Après 500 ans de colonialisme, d’esclavage, de dictatures et de capitalisme sauvage, les Brésiliens se sont vu promettre pendant des années que tout serait différent. Les discours sur la «victoire» d’un Brésil ayant par magie abandonné son sous-développement pour franchir une nouvelle étape étaient précipités. En 2009, alors que le Brésil venait d’obtenir l’organisation de ses premiers JO pour 2016, de découvrir du pétrole et de sortir de la pauvreté 30 millions de personnes, Lula fut interrogé sur la prochaine étape. «Maintenant, nous voulons organiser les Olympiades d’hiver», répond-il par une blague qui était aussi une démonstration d’arrogance. Pour le Brésil, il n’y avait plus de limites.
«Trente ans après la fin du régime militaire, la société brésilienne est l’une des rares d’Amérique du Sud à refuser de faire face à son passé»
«Face à ce politicien néofasciste, les partis démocratiques seront-ils capables de s’allier pour lui faire barrage?»

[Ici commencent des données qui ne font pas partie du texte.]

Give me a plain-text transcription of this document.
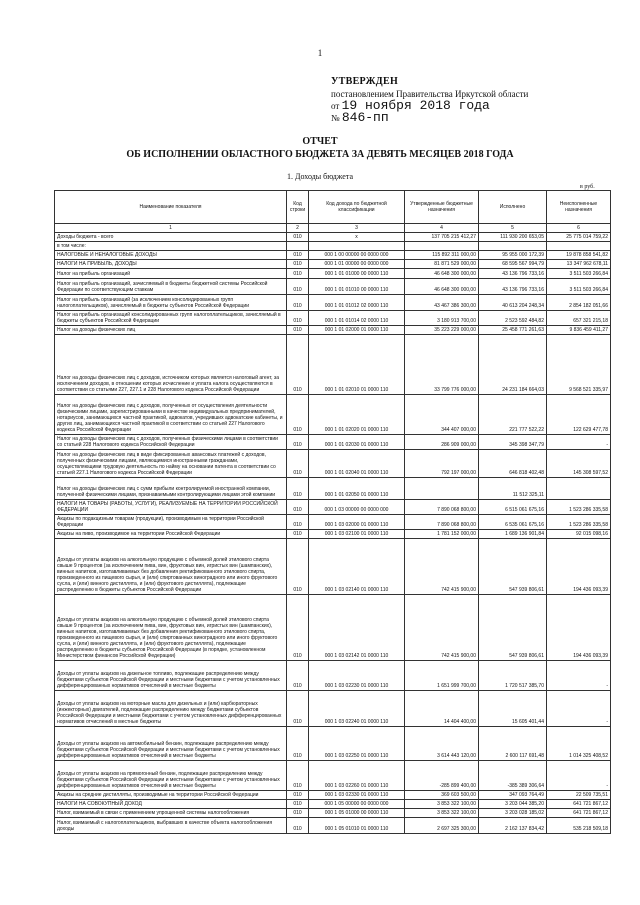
1
УТВЕРЖДЕН
постановлением Правительства Иркутской области
от 19 ноября 2018 года
№ 846-пп
ОТЧЕТ
ОБ ИСПОЛНЕНИИ ОБЛАСТНОГО БЮДЖЕТА ЗА ДЕВЯТЬ МЕСЯЦЕВ 2018 ГОДА
1. Доходы бюджета
в руб.
Наименование показателя	Код строки	Код дохода по бюджетной классификации	Утвержденные бюджетные назначения	Исполнено	Неисполненные назначения
1	2	3	4	5	6
Доходы бюджета - всего	010	x	137 705 215 412,27	111 930 200 653,05	25 775 014 759,22
в том числе:					
НАЛОГОВЫЕ И НЕНАЛОГОВЫЕ ДОХОДЫ	010	000 1 00 00000 00 0000 000	115 892 311 000,00	95 955 000 172,39	19 878 858 541,82
НАЛОГИ НА ПРИБЫЛЬ, ДОХОДЫ	010	000 1 01 00000 00 0000 000	81 871 529 000,00	68 595 567 994,79	13 347 962 678,11
Налог на прибыль организаций	010	000 1 01 01000 00 0000 110	46 648 300 000,00	43 136 796 733,16	3 511 503 266,84
Налог на прибыль организаций, зачисляемый в бюджеты бюджетной системы Российской Федерации по соответствующим ставкам	010	000 1 01 01010 00 0000 110	46 648 300 000,00	43 136 796 733,16	3 511 503 266,84
Налог на прибыль организаций (за исключением консолидированных групп налогоплательщиков), зачисляемый в бюджеты субъектов Российской Федерации	010	000 1 01 01012 02 0000 110	43 467 386 300,00	40 613 204 248,34	2 854 182 051,66
Налог на прибыль организаций консолидированных групп налогоплательщиков, зачисляемый в бюджеты субъектов Российской Федерации	010	000 1 01 01014 02 0000 110	3 180 913 700,00	2 523 592 484,82	657 321 215,18
Налог на доходы физических лиц	010	000 1 01 02000 01 0000 110	35 223 229 000,00	25 458 771 261,63	9 836 459 411,27
Налог на доходы физических лиц с доходов, источником которых является налоговый агент, за исключением доходов, в отношении которых исчисление и уплата налога осуществляются в соответствии со статьями 227, 227.1 и 228 Налогового кодекса Российской Федерации	010	000 1 01 02010 01 0000 110	33 799 776 000,00	24 231 184 664,03	9 568 521 335,97
Налог на доходы физических лиц с доходов, полученных от осуществления деятельности физическими лицами, зарегистрированными в качестве индивидуальных предпринимателей, нотариусов, занимающихся частной практикой, адвокатов, учредивших адвокатские кабинеты, и других лиц, занимающихся частной практикой в соответствии со статьей 227 Налогового кодекса Российской Федерации	010	000 1 01 02020 01 0000 110	344 407 000,00	221 777 522,22	122 629 477,78
Налог на доходы физических лиц с доходов, полученных физическими лицами в соответствии со статьей 228 Налогового кодекса Российской Федерации	010	000 1 01 02030 01 0000 110	286 909 000,00	345 398 347,79	-
Налог на доходы физических лиц в виде фиксированных авансовых платежей с доходов, полученных физическими лицами, являющимися иностранными гражданами, осуществляющими трудовую деятельность по найму на основании патента в соответствии со статьей 227.1 Налогового кодекса Российской Федерации	010	000 1 01 02040 01 0000 110	792 197 000,00	646 818 402,48	145 308 597,52
Налог на доходы физических лиц с сумм прибыли контролируемой иностранной компании, полученной физическими лицами, признаваемыми контролирующими лицами этой компании	010	000 1 01 02050 01 0000 110		11 512 325,11	
НАЛОГИ НА ТОВАРЫ (РАБОТЫ, УСЛУГИ), РЕАЛИЗУЕМЫЕ НА ТЕРРИТОРИИ РОССИЙСКОЙ ФЕДЕРАЦИИ	010	000 1 03 00000 00 0000 000	7 890 068 800,00	6 515 061 675,16	1 523 286 335,58
Акцизы по подакцизным товарам (продукции), производимым на территории Российской Федерации	010	000 1 03 02000 01 0000 110	7 890 068 800,00	6 535 061 675,16	1 523 286 335,58
Акцизы на пиво, производимое на территории Российской Федерации	010	000 1 03 02100 01 0000 110	1 781 152 000,00	1 689 136 901,84	92 015 098,16
Доходы от уплаты акцизов на алкогольную продукцию с объемной долей этилового спирта свыше 9 процентов (за исключением пива, вин, фруктовых вин, игристых вин (шампанских), винных напитков, изготавливаемых без добавления ректификованного этилового спирта, произведенного из пищевого сырья, и (или) спиртованных виноградного или иного фруктового сусла, и (или) винного дистиллята, и (или) фруктового дистиллята), подлежащие распределению в бюджеты субъектов Российской Федерации	010	000 1 03 02140 01 0000 110	742 415 900,00	547 939 806,61	194 436 093,39
Доходы от уплаты акцизов на алкогольную продукцию с объемной долей этилового спирта свыше 9 процентов (за исключением пива, вин, фруктовых вин, игристых вин (шампанских), винных напитков, изготавливаемых без добавления ректификованного этилового спирта, произведенного из пищевого сырья, и (или) спиртованных виноградного или иного фруктового сусла, и (или) винного дистиллята, и (или) фруктового дистиллята), подлежащие распределению в бюджеты субъектов Российской Федерации (в порядке, установленном Министерством финансов Российской Федерации)	010	000 1 03 02142 01 0000 110	742 415 900,00	547 939 806,61	194 436 093,39
Доходы от уплаты акцизов на дизельное топливо, подлежащие распределению между бюджетами субъектов Российской Федерации и местными бюджетами с учетом установленных дифференцированных нормативов отчислений в местные бюджеты	010	000 1 03 02230 01 0000 110	1 651 999 700,00	1 720 517 385,70	-
Доходы от уплаты акцизов на моторные масла для дизельных и (или) карбюраторных (инжекторных) двигателей, подлежащие распределению между бюджетами субъектов Российской Федерации и местными бюджетами с учетом установленных дифференцированных нормативов отчислений в местные бюджеты	010	000 1 03 02240 01 0000 110	14 404 400,00	15 605 401,44	-
Доходы от уплаты акцизов на автомобильный бензин, подлежащие распределению между бюджетами субъектов Российской Федерации и местными бюджетами с учетом установленных дифференцированных нормативов отчислений в местные бюджеты	010	000 1 03 02250 01 0000 110	3 614 443 120,00	2 600 117 691,48	1 014 325 408,52
Доходы от уплаты акцизов на прямогонный бензин, подлежащие распределению между бюджетами субъектов Российской Федерации и местными бюджетами с учетом установленных дифференцированных нормативов отчислений в местные бюджеты	010	000 1 03 02260 01 0000 110	-285 899 400,00	-385 389 306,64	-
Акцизы на средние дистилляты, производимые на территории Российской Федерации	010	000 1 03 02330 01 0000 110	369 603 500,00	347 093 764,49	22 509 735,51
НАЛОГИ НА СОВОКУПНЫЙ ДОХОД	010	000 1 05 00000 00 0000 000	3 853 322 100,00	3 203 044 385,20	641 721 867,12
Налог, взимаемый в связи с применением упрощенной системы налогообложения	010	000 1 05 01000 00 0000 110	3 853 322 100,00	3 203 028 185,02	641 721 867,12
Налог, взимаемый с налогоплательщиков, выбравших в качестве объекта налогообложения доходы	010	000 1 05 01010 01 0000 110	2 697 325 300,00	2 162 137 834,42	535 218 509,18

Toutes ces conquêtes n’étaient en réalité que le début d’un long chemin. L’actuelle crise morale, politique et économique prouve qu’il n’y a pas de raccourci pour construire une démocratie. Elle ne peut s’édifier que pas à pas, sur des fondements solides, en se confrontant correctement au passé et en assurant le respect des droits de tous, y compris de ceux avec lesquels nous ne sommes pas d’accord. Aujourd’hui, la démocratie brésilienne est gravement menacée. L’élection d’un néofasciste, à peine dissimulé par ses promesses d’ordre et légitimé par les urnes, risque de plonger le Brésil dans une longue nuit.